Cogí más de cuatro litros de agua para no tener problemas en el norte de Kalymnos, terreno totalmente desierto por el que iba a tener que pasar las horas más calurosas del día después de salir del mar. De todos modos, por aligerar el peso de la mochila, de un litro ya había dado cuenta al llegar a Ksirokampos. No se veía un alma ni en el pueblo ni en el puerto, situado a la derecha, al otro lado de la playa.
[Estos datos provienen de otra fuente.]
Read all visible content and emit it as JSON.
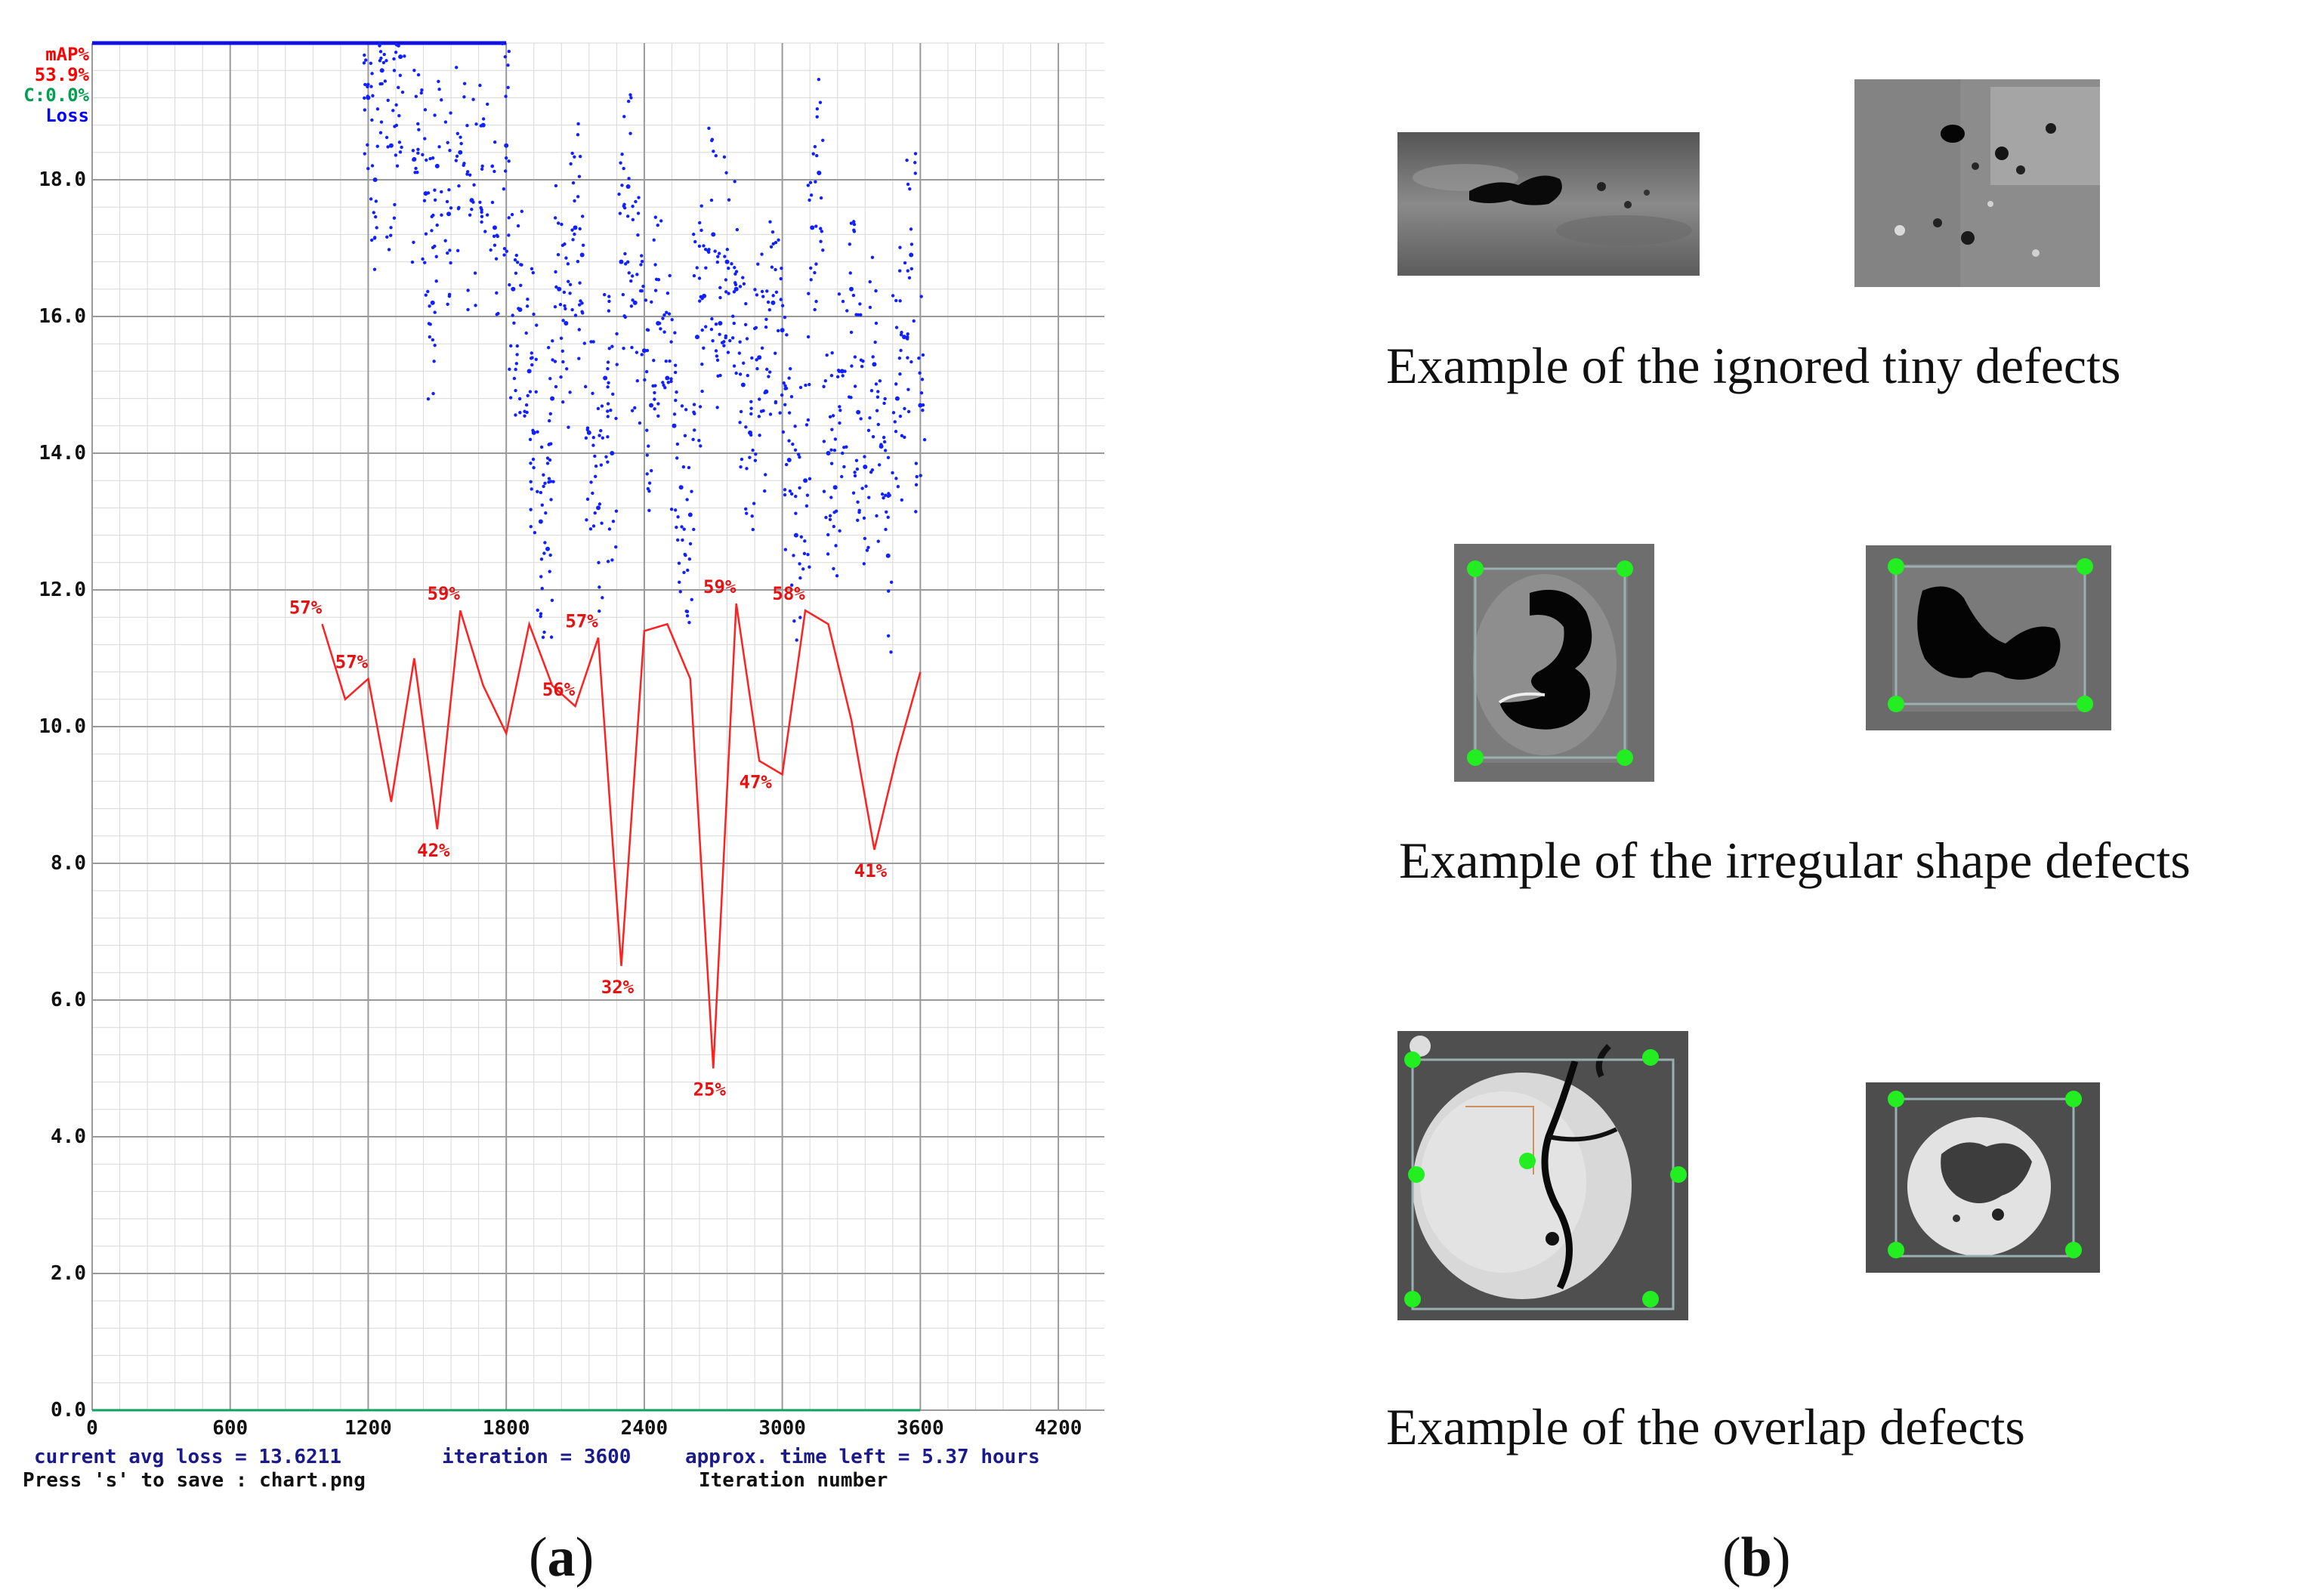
{
  "chart_data": {
    "type": "line",
    "title": "",
    "xlabel": "Iteration number",
    "ylabel": "",
    "xlim": [
      0,
      4400
    ],
    "ylim": [
      0,
      20
    ],
    "x_ticks": [
      0,
      600,
      1200,
      1800,
      2400,
      3000,
      3600,
      4200
    ],
    "x_tick_labels": [
      "0",
      "600",
      "1200",
      "1800",
      "2400",
      "3000",
      "3600",
      "4200"
    ],
    "y_ticks": [
      0,
      2,
      4,
      6,
      8,
      10,
      12,
      14,
      16,
      18
    ],
    "y_tick_labels": [
      "0.0",
      "2.0",
      "4.0",
      "6.0",
      "8.0",
      "10.0",
      "12.0",
      "14.0",
      "16.0",
      "18.0"
    ],
    "legend": [
      {
        "label": "mAP%",
        "color": "#ff0000"
      },
      {
        "label": "53.9%",
        "color": "#ff0000"
      },
      {
        "label": "C:0.0%",
        "color": "#00a050"
      },
      {
        "label": "Loss",
        "color": "#0000ff"
      }
    ],
    "map_series": {
      "name": "mAP%",
      "color": "#ff2020",
      "x": [
        1000,
        1100,
        1200,
        1300,
        1400,
        1500,
        1600,
        1700,
        1800,
        1900,
        2000,
        2100,
        2200,
        2300,
        2400,
        2500,
        2600,
        2700,
        2800,
        2900,
        3000,
        3100,
        3200,
        3300,
        3400,
        3500,
        3600
      ],
      "y": [
        11.5,
        10.4,
        10.7,
        8.9,
        11.0,
        8.5,
        11.7,
        10.6,
        9.9,
        11.5,
        10.6,
        10.3,
        11.3,
        6.5,
        11.4,
        11.5,
        10.7,
        5.0,
        11.8,
        9.5,
        9.3,
        11.7,
        11.5,
        10.1,
        8.2,
        9.6,
        10.8
      ]
    },
    "map_labels": [
      {
        "text": "57%",
        "x": 1000,
        "y": 11.5
      },
      {
        "text": "57%",
        "x": 1200,
        "y": 10.7
      },
      {
        "text": "42%",
        "x": 1500,
        "y": 8.5
      },
      {
        "text": "59%",
        "x": 1600,
        "y": 11.7
      },
      {
        "text": "56%",
        "x": 2100,
        "y": 10.3
      },
      {
        "text": "57%",
        "x": 2200,
        "y": 11.3
      },
      {
        "text": "32%",
        "x": 2300,
        "y": 6.5
      },
      {
        "text": "25%",
        "x": 2700,
        "y": 5.0
      },
      {
        "text": "59%",
        "x": 2800,
        "y": 11.8
      },
      {
        "text": "47%",
        "x": 2900,
        "y": 9.5
      },
      {
        "text": "58%",
        "x": 3100,
        "y": 11.7
      },
      {
        "text": "41%",
        "x": 3400,
        "y": 8.2
      }
    ],
    "loss_series": {
      "name": "Loss",
      "color": "#1020ff",
      "points": [
        [
          1200,
          19.2
        ],
        [
          1230,
          18.0
        ],
        [
          1260,
          19.6
        ],
        [
          1300,
          18.5
        ],
        [
          1340,
          19.8
        ],
        [
          1400,
          18.3
        ],
        [
          1450,
          17.8
        ],
        [
          1480,
          16.2
        ],
        [
          1500,
          18.2
        ],
        [
          1550,
          17.5
        ],
        [
          1600,
          18.4
        ],
        [
          1650,
          17.7
        ],
        [
          1700,
          18.8
        ],
        [
          1750,
          17.3
        ],
        [
          1800,
          18.5
        ],
        [
          1830,
          16.4
        ],
        [
          1860,
          16.1
        ],
        [
          1900,
          15.2
        ],
        [
          1920,
          14.3
        ],
        [
          1950,
          13.0
        ],
        [
          1980,
          12.6
        ],
        [
          2000,
          14.8
        ],
        [
          2030,
          16.4
        ],
        [
          2060,
          15.9
        ],
        [
          2100,
          17.3
        ],
        [
          2130,
          16.9
        ],
        [
          2160,
          14.3
        ],
        [
          2200,
          13.2
        ],
        [
          2230,
          15.1
        ],
        [
          2260,
          14.0
        ],
        [
          2300,
          16.8
        ],
        [
          2330,
          17.9
        ],
        [
          2360,
          16.2
        ],
        [
          2400,
          15.5
        ],
        [
          2430,
          14.7
        ],
        [
          2460,
          15.9
        ],
        [
          2500,
          15.1
        ],
        [
          2530,
          14.4
        ],
        [
          2560,
          13.5
        ],
        [
          2600,
          13.1
        ],
        [
          2630,
          15.7
        ],
        [
          2660,
          16.3
        ],
        [
          2700,
          17.2
        ],
        [
          2730,
          15.9
        ],
        [
          2760,
          16.8
        ],
        [
          2800,
          16.4
        ],
        [
          2830,
          15.0
        ],
        [
          2860,
          14.3
        ],
        [
          2900,
          15.4
        ],
        [
          2930,
          14.9
        ],
        [
          2960,
          16.2
        ],
        [
          3000,
          15.8
        ],
        [
          3030,
          13.9
        ],
        [
          3060,
          12.8
        ],
        [
          3100,
          13.6
        ],
        [
          3130,
          17.3
        ],
        [
          3160,
          18.1
        ],
        [
          3200,
          14.0
        ],
        [
          3230,
          13.5
        ],
        [
          3260,
          15.2
        ],
        [
          3300,
          16.4
        ],
        [
          3330,
          14.6
        ],
        [
          3360,
          13.8
        ],
        [
          3400,
          15.3
        ],
        [
          3430,
          14.1
        ],
        [
          3460,
          12.5
        ],
        [
          3500,
          14.8
        ],
        [
          3530,
          15.7
        ],
        [
          3560,
          16.9
        ],
        [
          3600,
          14.7
        ]
      ]
    }
  },
  "chart_footer": {
    "avg_loss": "current avg loss = 13.6211",
    "iteration": "iteration = 3600",
    "time_left": "approx. time left = 5.37 hours",
    "save_hint": "Press 's' to save : chart.png",
    "x_axis_label": "Iteration number"
  },
  "panel_labels": {
    "a": [
      "(",
      "a",
      ")"
    ],
    "b": [
      "(",
      "b",
      ")"
    ]
  },
  "captions": {
    "tiny": "Example of the ignored tiny defects",
    "irregular": "Example of the irregular shape defects",
    "overlap": "Example of the overlap defects"
  },
  "colors": {
    "grid_major": "#9a9a9a",
    "grid_minor": "#d8d8d8",
    "marker": "#22ee22",
    "footer_text": "#1a1a8c"
  }
}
En medio de la playa vi una canoa y un hombre robusto que manipulaba bolsas a su lado. Aunque no tenía claro si empaquetaba o desempaquetaba, ante la perspectiva de no encontrar a nadie en el puerto me decidí a saludarle. Con un fuerte acento centroeuropeo, me pidió que le hablase en inglés. Se llamaba Pavel y era de la República Checa. Al explicarle mis intenciones, mostró un gran entusiasmo. Precisamente iba hacia Kalymnos, pero me dijo que le gustaba tanto mi idea que, si no, me habría acompañado de todas formas.
—Mira que los checos hacemos locuras, pero no de este nivel. No sabía que los españoles estuviesen tan chiflados. De un italiano aún me lo habría esperado, pero no de un español.
Riendo, le contesté que me lo tomaría como un cumplido.